Cryptocurrency exchange Binance has denied allegations of mismanagement of customer funds. Binance's denial came in response to a Reuters report that said the cryptocurrency exchange was commingling customers' funds with the company's revenue.
The Reuters report said Binance violated US banking regulations that require customer funds to be held separately. The exchange mixed its corporate revenue with client funds in 2020 and 2021, and that mixing happened on a daily basis, the report said.
Reuters cited three insiders with knowledge of the cryptocurrency exchange's finances as saying that most of the mixing took place in accounts at the now-defunct Silvergate Bank and amounted to billions of dollars. The report said that users' money was wired into the Silver gate account of Key Vision Development, a Seychelles-based company owned by Binance CEO Changpeng Zhao. Binance reportedly informed Silvergate that the primary function of the Key Vision account is to collect US dollar donations from non-US customers.
The report further claimed that another Silvergate-based account linked to the Binance CEO's Cayman company was used to convert funds into the US dollar-pegged token Binance USD However, the Reuters report also noted that it found “no evidence that Binance customers' funds were lost or stolen.”
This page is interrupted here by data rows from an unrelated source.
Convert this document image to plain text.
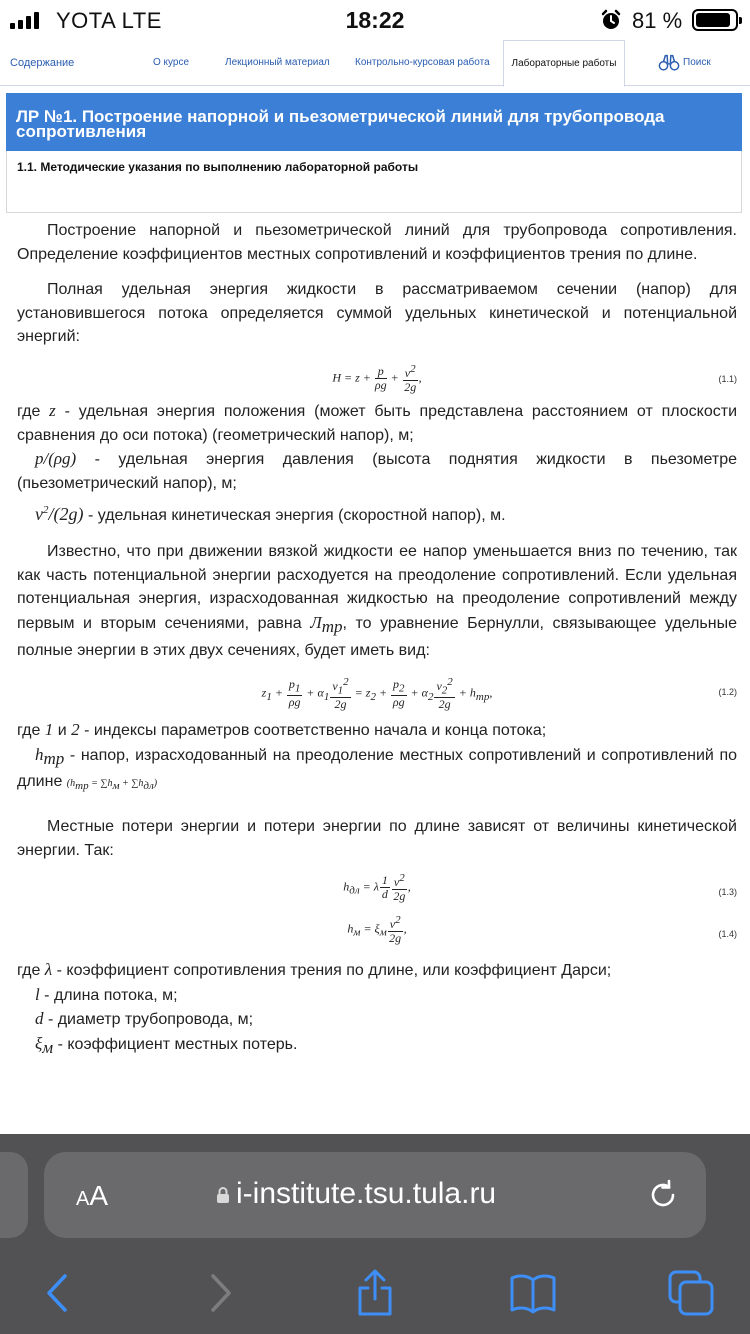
YOTA LTE	18:22	81 %
Содержание	О курсе	Лекционный материал	Контрольно-курсовая работа	Лабораторные работы	Поиск
ЛР №1. Построение напорной и пьезометрической линий для трубопровода сопротивления
1.1. Методические указания по выполнению лабораторной работы

Построение напорной и пьезометрической линий для трубопровода сопротивления. Определение коэффициентов местных сопротивлений и коэффициентов трения по длине.

Полная удельная энергия жидкости в рассматриваемом сечении (напор) для установившегося потока определяется суммой удельных кинетической и потенциальной энергий:

$H = z + \frac{p}{\rho g} + \frac{v^2}{2g}$ ,	(1.1)

где z - удельная энергия положения (может быть представлена расстоянием от плоскости сравнения до оси потока) (геометрический напор), м;

p/(ρg) - удельная энергия давления (высота поднятия жидкости в пьезометре (пьезометрический напор), м;

$v^2/(2g)$ - удельная кинетическая энергия (скоростной напор), м.

Известно, что при движении вязкой жидкости ее напор уменьшается вниз по течению, так как часть потенциальной энергии расходуется на преодоление сопротивлений. Если удельная потенциальная энергия, израсходованная жидкостью на преодоление сопротивлений между первым и вторым сечениями, равна $Л_{тр}$, то уравнение Бернулли, связывающее удельные полные энергии в этих двух сечениях, будет иметь вид:

$z_1 + \frac{p_1}{\rho g} + \alpha_1 \frac{v_1^2}{2g} = z_2 + \frac{p_2}{\rho g} + \alpha_2 \frac{v_2^2}{2g} + h_{mp}$,	(1.2)

где 1 и 2 - индексы параметров соответственно начала и конца потока;

$h_{mp}$ - напор, израсходованный на преодоление местных сопротивлений и сопротивлений по длине $(h_{mp} = \sum h_м + \sum h_{дл})$

Местные потери энергии и потери энергии по длине зависят от величины кинетической энергии. Так:

$h_{дл} = \lambda \frac{1}{d} \frac{v^2}{2g}$ ,	(1.3)
$h_м = \xi_м \frac{v^2}{2g}$ ,	(1.4)

где λ - коэффициент сопротивления трения по длине, или коэффициент Дарси;

l - длина потока, м;

d - диаметр трубопровода, м;

$\xi_м$ - коэффициент местных потерь.

AA	i-institute.tsu.tula.ru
Cointelegraph reached out to Binance about the allegations and received a Twitter response from Patrick Hillmann, Binance's head of communications. Hillman called the Reuters report a "1,000-word conspiracy theory" in his tweet. The Binance exec explained that Reuters' entire claim is based on on deposit-based USD minting by users who buy a stablecoin redeemable by Paxos, which is clearly stated on the page. Austin Federa, Solana's head of strategy, questioned why Hillmann hadn't specifically refused the fund-mixing claim, an issue the Binance executive claimed the exchange had repeatedly addressed.
“We keep user and company funds on completely separate ledgers. The ROI of responding to these types of tabloid stories is falling. We know who their sources are, and when it becomes public, Reuters will be embarrassed,” said Hope. Erman added. The latest spate of charges against Binance for violating US banking laws comes within months of the CFTC filing a lawsuit against the exchange.